Certo, mas se o exemplo anterior não elucidar o suficiente, pegue-se outro vocábulo em português, veludo, o clássico tecido. Em inglês é velvet, e em francês, velours. Em franglish fica velvelours. A propósito, dizem que não há charme maior que ver e ouvir as beldades de Frangland a pronunciarem este “velvelours” fazendo biquinho: é de enlouquecer a qualquer cavalheiro no seu mais perfeito juízo…

Mas falávamos de Américo Vespúcio. O famoso navegador descrevera em carta a terra misteriosa, no entanto, como na expedição anterior o desbravador chegara às Antilhas — viagem bem mais interessante à corte espanhola, pois para isto mesmo o contratara — ninguém deu pelota à viagem seguinte, realizada nos idos de 1506–1507. Também dissemos que o documento foi dado como perdido.

Felizmente, não mais: uma equipe de pesquisadores autônomos encontrou a tal carta, quase por acaso. Estava na seção de livros raríssimos da Universidade de Leicester, Inglaterra. Ninguém sabe como o documento foi parar lá: trata-se de uma folha de pergaminho em excelente estado de conservação, inserida num velho volume numerado da Divina Comédia de Dante Alighieri – exemplar no qual consta a ex libris do poeta florentino –, volume portanto de valor inestimável. Seja lá quem tenha guardado a carta de Vespúcio ali, provavelmente a usara como marcador de página, e esqueceu-se de onde deixara o precioso documento, se é que o tivesse por precioso.

Pois se Frangland esteve escondido do resto do mundo esse tempo todo, o resto do mundo também esteve escondido de Frangland esse tempo todo. Oh, caro leitor, estimada leitora: esqueça internet, televisão, telefone e tecnologias de igual cepa. A excêntrica nação comunica-se ainda ao modo medieval, via mensageiros de alpercatas em burricos, caixeiros viajantes em caleches, pombos-correio em telhados. Nas colinas de Frangland, conta-se, há toda uma cultura ancestral de falcoeiros para enviar encomendas a longuíssimas distâncias.
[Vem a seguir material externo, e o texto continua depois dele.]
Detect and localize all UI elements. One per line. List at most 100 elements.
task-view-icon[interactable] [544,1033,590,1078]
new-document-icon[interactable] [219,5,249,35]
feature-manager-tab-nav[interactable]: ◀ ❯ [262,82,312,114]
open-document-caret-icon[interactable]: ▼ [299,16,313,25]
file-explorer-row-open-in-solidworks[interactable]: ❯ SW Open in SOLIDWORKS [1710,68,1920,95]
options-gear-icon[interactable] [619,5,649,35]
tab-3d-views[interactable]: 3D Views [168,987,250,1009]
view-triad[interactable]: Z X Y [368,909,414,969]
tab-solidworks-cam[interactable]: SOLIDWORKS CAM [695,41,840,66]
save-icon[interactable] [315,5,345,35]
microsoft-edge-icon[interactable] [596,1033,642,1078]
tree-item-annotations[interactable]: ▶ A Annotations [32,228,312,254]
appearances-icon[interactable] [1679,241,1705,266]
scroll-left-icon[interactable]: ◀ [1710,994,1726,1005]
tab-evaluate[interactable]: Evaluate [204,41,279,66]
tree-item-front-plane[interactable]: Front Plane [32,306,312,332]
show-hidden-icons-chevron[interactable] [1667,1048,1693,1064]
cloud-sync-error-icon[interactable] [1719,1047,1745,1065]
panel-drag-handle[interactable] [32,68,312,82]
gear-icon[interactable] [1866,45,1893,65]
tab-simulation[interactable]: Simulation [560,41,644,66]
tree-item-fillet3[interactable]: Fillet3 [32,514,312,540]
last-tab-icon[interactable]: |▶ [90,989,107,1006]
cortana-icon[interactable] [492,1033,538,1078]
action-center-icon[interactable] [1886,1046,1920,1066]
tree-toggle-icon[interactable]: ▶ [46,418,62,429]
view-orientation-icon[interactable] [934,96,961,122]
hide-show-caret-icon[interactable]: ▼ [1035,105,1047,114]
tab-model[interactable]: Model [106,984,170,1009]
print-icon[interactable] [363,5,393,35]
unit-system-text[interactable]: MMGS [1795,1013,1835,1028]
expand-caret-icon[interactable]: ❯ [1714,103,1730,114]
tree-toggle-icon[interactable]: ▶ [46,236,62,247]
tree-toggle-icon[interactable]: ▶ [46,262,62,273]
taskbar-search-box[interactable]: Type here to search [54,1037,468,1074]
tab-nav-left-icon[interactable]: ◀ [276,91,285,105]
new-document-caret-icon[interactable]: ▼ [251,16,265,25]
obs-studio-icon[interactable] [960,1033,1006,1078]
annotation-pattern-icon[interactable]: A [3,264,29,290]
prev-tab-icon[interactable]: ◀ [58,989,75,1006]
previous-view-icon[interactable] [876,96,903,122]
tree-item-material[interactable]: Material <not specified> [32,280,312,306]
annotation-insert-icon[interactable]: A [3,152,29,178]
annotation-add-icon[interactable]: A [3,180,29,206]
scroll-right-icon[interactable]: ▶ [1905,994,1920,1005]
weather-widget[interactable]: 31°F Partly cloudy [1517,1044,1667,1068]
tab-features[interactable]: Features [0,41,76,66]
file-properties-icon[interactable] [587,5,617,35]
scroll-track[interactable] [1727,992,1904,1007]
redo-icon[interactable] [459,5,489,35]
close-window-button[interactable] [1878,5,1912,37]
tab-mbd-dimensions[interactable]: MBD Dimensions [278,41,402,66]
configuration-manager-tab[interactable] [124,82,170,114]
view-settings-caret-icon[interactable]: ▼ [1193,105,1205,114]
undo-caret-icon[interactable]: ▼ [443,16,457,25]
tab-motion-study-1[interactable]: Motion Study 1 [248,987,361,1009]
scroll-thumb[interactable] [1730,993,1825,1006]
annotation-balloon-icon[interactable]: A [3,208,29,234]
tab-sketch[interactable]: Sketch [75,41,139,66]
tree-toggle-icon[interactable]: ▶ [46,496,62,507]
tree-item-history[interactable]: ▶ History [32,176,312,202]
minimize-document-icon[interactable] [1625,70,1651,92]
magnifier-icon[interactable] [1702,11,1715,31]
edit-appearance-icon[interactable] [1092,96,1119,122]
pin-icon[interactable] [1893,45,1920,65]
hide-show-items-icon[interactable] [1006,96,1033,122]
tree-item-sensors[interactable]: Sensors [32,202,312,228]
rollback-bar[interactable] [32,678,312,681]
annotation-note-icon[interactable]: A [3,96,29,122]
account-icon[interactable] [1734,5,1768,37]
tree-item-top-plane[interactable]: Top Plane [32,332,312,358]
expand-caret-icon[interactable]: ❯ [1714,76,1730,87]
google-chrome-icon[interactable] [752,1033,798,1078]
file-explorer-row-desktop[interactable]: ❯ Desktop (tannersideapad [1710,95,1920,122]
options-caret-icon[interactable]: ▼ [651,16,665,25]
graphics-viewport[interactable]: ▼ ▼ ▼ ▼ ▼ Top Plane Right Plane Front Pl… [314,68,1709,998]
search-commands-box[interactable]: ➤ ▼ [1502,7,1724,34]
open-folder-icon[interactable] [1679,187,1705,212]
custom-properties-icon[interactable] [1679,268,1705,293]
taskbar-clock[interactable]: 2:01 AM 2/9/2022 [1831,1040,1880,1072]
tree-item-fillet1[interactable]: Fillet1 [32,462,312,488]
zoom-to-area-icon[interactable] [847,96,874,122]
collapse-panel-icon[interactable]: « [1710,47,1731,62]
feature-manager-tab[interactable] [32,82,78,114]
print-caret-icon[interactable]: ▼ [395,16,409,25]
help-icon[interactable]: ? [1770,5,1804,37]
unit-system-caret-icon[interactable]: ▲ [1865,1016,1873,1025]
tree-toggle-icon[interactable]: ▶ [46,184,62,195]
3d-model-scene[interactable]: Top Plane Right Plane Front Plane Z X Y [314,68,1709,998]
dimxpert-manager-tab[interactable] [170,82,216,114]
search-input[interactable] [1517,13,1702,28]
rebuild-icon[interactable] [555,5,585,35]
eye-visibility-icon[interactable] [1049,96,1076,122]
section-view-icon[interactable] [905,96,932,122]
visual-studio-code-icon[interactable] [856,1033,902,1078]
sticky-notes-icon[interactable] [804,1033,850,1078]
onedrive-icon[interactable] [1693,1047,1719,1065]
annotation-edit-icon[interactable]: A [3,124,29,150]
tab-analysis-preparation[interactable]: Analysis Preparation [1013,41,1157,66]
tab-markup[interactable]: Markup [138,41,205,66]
Ocorre que, depois de tantos anos em segredo e sob uma estupenda autossuficiência de recursos, os franglish decidiram singrar os mares: para a empreitada, construíram enormes caravelas do mais resistente carvalho de suas florestas, e lançaram-se ao mar bravio em busca de novas terras, pedras preciosas e especiarias — isso em pleno século 21. Se bem que, na contagem franglish, eles andam pelo século 17, e não se sabe que referencial utilizam para enumerarem seus dias. Estima-se que tenham suprimido centenas de estações do ano; talvez saltaram miríades de fases lunares ou, quem sabe, utilizem uma singular adaptação do calendário gregoriano. Resta averiguar.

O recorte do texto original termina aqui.